Angelina Jolie recently traveled to Cambodia with her children to premiere her new film First They Killed My Father. While she was there, Jolie took the opportunity to sit down with the BBC for an exclusive interview, in which she opened up about her difficult divorce from Brad Pitt for the first time.

How the divorce has affected Angelina and her kids

Jolie filed for divorce in September 2016, citing irreconcilable differences. Since then, rumors have swirled around the former couple, who started dating in 2004, and then married in 2014. It's been five months since the mother of six made the decision to leave her husband, and now she is finally revealing details into the transition for her and her kids (Maddox, 15, Pax, 13, Zahara, 11, Shiloh, 10, and twins Knox and Vivienne, 8).

"It was very difficult," Jolie told the BBC. "Many people find themselves in this situation. My whole family have all been through a difficult time. My focus is my children, our children. We are and forever will be a family and so that is how I am coping. I am coping with finding a way through to make sure that this somehow makes us stronger and closer."
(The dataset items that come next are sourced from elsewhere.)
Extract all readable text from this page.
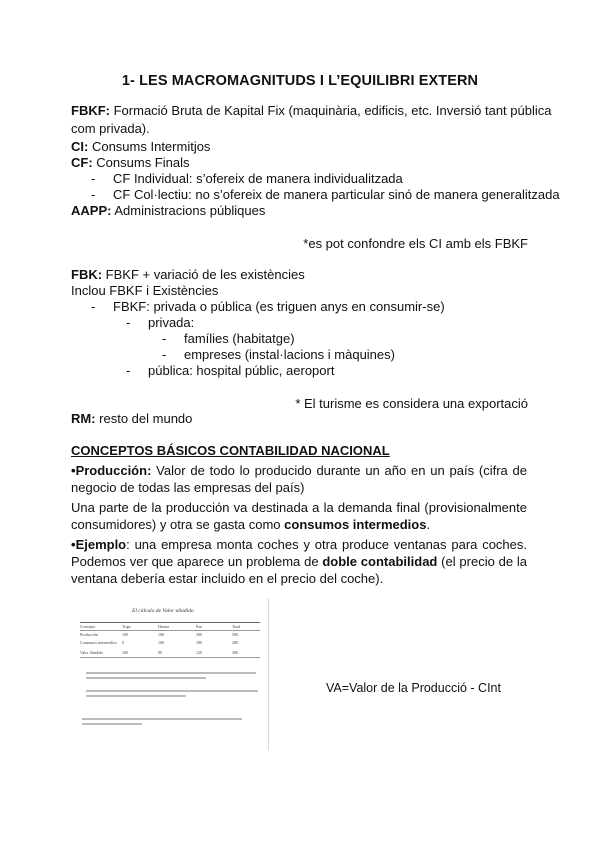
1- LES MACROMAGNITUDS I L’EQUILIBRI EXTERN
FBKF: Formació Bruta de Kapital Fix (maquinària, edificis, etc. Inversió tant pública
com privada).
CI: Consums Intermitjos
CF: Consums Finals
- CF Individual: s’ofereix de manera individualitzada
- CF Col·lectiu: no s’ofereix de manera particular sinó de manera generalitzada
AAPP: Administracions públiques
*es pot confondre els CI amb els FBKF
FBK: FBKF + variació de les existències
Inclou FBKF i Existències
- FBKF: privada o pública (es triguen anys en consumir-se)
- privada:
- famílies (habitatge)
- empreses (instal·lacions i màquines)
- pública: hospital públic, aeroport
* El turisme es considera una exportació
RM: resto del mundo
CONCEPTOS BÁSICOS CONTABILIDAD NACIONAL
•Producción: Valor de todo lo producido durante un año en un país (cifra de negocio de todas las empresas del país)
Una parte de la producción va destinada a la demanda final (provisionalmente consumidores) y otra se gasta como consumos intermedios.
•Ejemplo: una empresa monta coches y otra produce ventanas para coches. Podemos ver que aparece un problema de doble contabilidad (el precio de la ventana debería estar incluido en el precio del coche).
El cálculo de Valor añadido
Concepto	Trigo	Harina	Pan	Total
Producción	100	180	300	580
Consumos intermedios 0	100	180	280
Valor Añadido	100	80	120	300
VA=Valor de la Producció - CInt
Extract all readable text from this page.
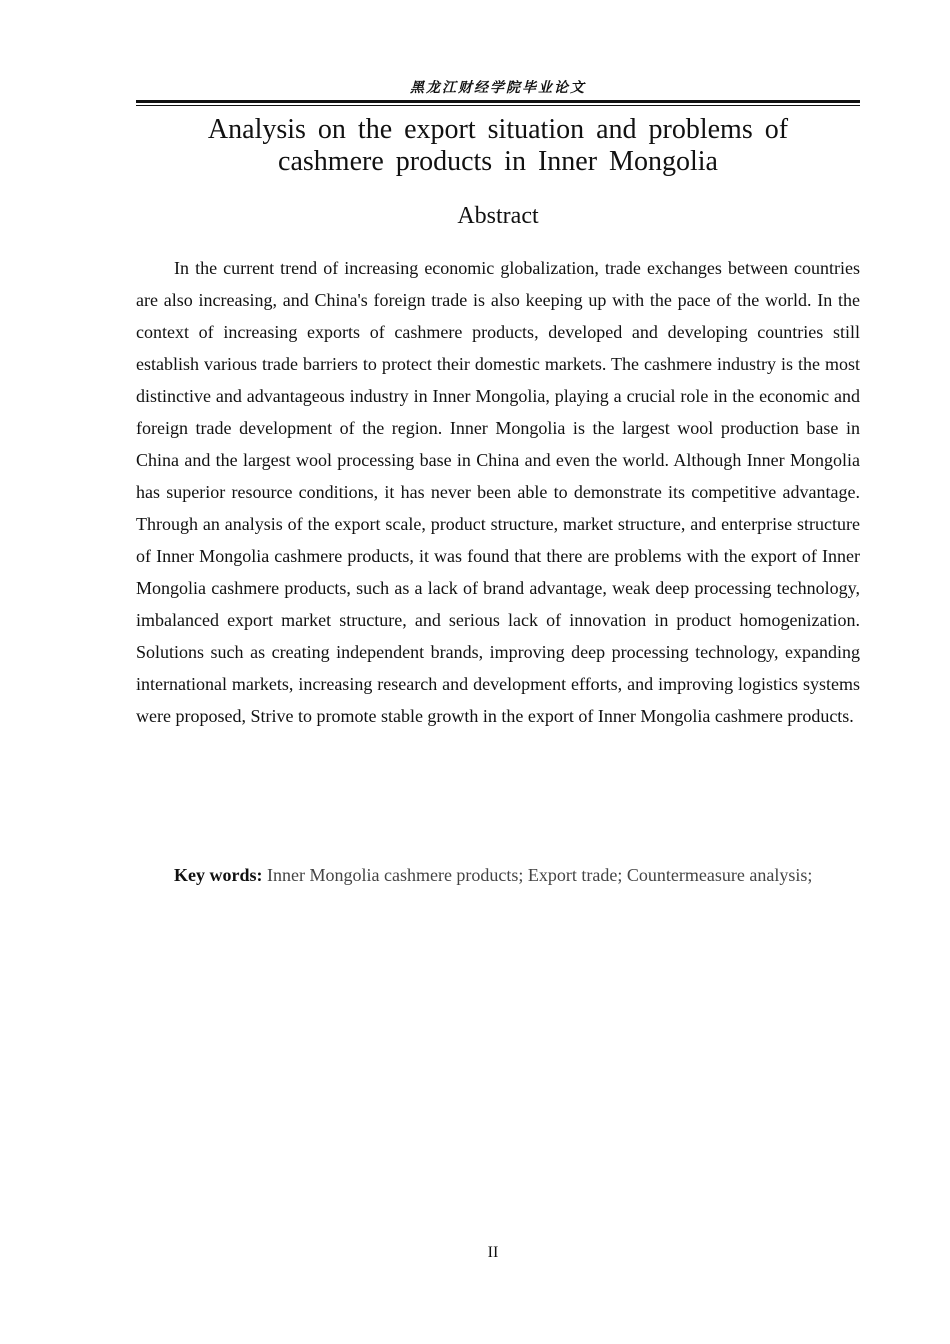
黑龙江财经学院毕业论文
Analysis on the export situation and problems of cashmere products in Inner Mongolia
Abstract

In the current trend of increasing economic globalization, trade exchanges between countries are also increasing, and China's foreign trade is also keeping up with the pace of the world. In the context of increasing exports of cashmere products, developed and developing countries still establish various trade barriers to protect their domestic markets. The cashmere industry is the most distinctive and advantageous industry in Inner Mongolia, playing a crucial role in the economic and foreign trade development of the region. Inner Mongolia is the largest wool production base in China and the largest wool processing base in China and even the world. Although Inner Mongolia has superior resource conditions, it has never been able to demonstrate its competitive advantage. Through an analysis of the export scale, product structure, market structure, and enterprise structure of Inner Mongolia cashmere products, it was found that there are problems with the export of Inner Mongolia cashmere products, such as a lack of brand advantage, weak deep processing technology, imbalanced export market structure, and serious lack of innovation in product homogenization. Solutions such as creating independent brands, improving deep processing technology, expanding international markets, increasing research and development efforts, and improving logistics systems were proposed, Strive to promote stable growth in the export of Inner Mongolia cashmere products.

Key words: Inner Mongolia cashmere products; Export trade; Countermeasure analysis;

II
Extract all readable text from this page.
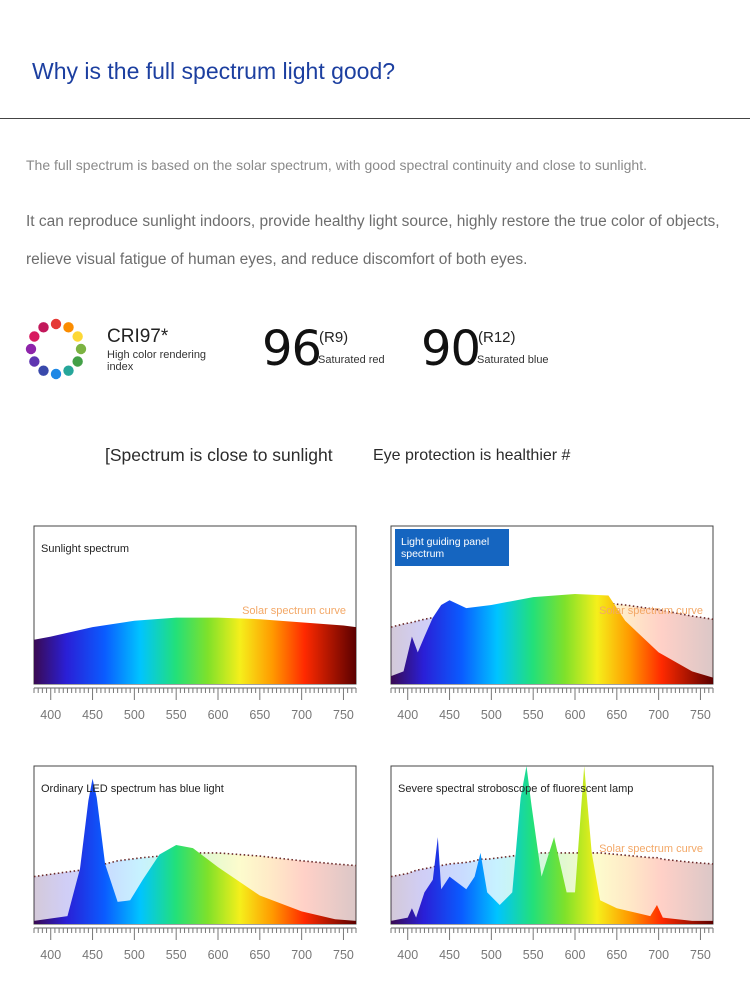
Why is the full spectrum light good?
The full spectrum is based on the solar spectrum, with good spectral continuity and close to sunlight.
It can reproduce sunlight indoors, provide healthy light source, highly restore the true color of objects, relieve visual fatigue of human eyes, and reduce discomfort of both eyes.
CRI97*
High color rendering index	96
(R9)
Saturated red 90
(R12)
Saturated blue
[Spectrum is close to sunlight	Eye protection is healthier #
400 450 500 550 600 650 700 750
Sunlight spectrum
Solar spectrum curve
400 450 500 550 600 650 700 750
Light guiding panel
spectrum
Solar spectrum curve
400 450 500 550 600 650 700 750
Ordinary LED spectrum has blue light
400 450 500 550 600 650 700 750
Severe spectral stroboscope of fluorescent lamp
Solar spectrum curve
Although Angelina is still working, her primary focus is on her children and their happiness, and making sure they grow into respectful young men and women.

“Everything I do I hope is that I represent something, and I represent the right things to my children, and give them the right sense of what they’re capable of, and the world as it should be seen,” Jolie said. “Not through the prism of Hollywood or through a certain kind of life, but really take them into the world, where they have a really good sense and become rounded people.”

First They Killed My Father

Angelina Jolie premiered her new film at the Terrace of the Elephant in the ancient Angkor Wat temple complex, where a portion of the 2001 film Tomb Raider was filmed.

According to IMDb, First They Killed My Father is about "Cambodian author and human rights activist Loung Ung recounting the horrors she suffered under the rule of the deadly Khmer Rouge" in the 1970's. During Rouge's regime, more than two million people died, including Ung’s father, mother and two sisters.

“I read Loung’s book many years ago,” Jolie said.

"It helped to open my eyes to what was going on the world.”

She continued: "The heart of it is Loung’s story, it’s the story of a war through the eyes of a child, but it is also the story of a country."

The film will be available on Netflix later this year.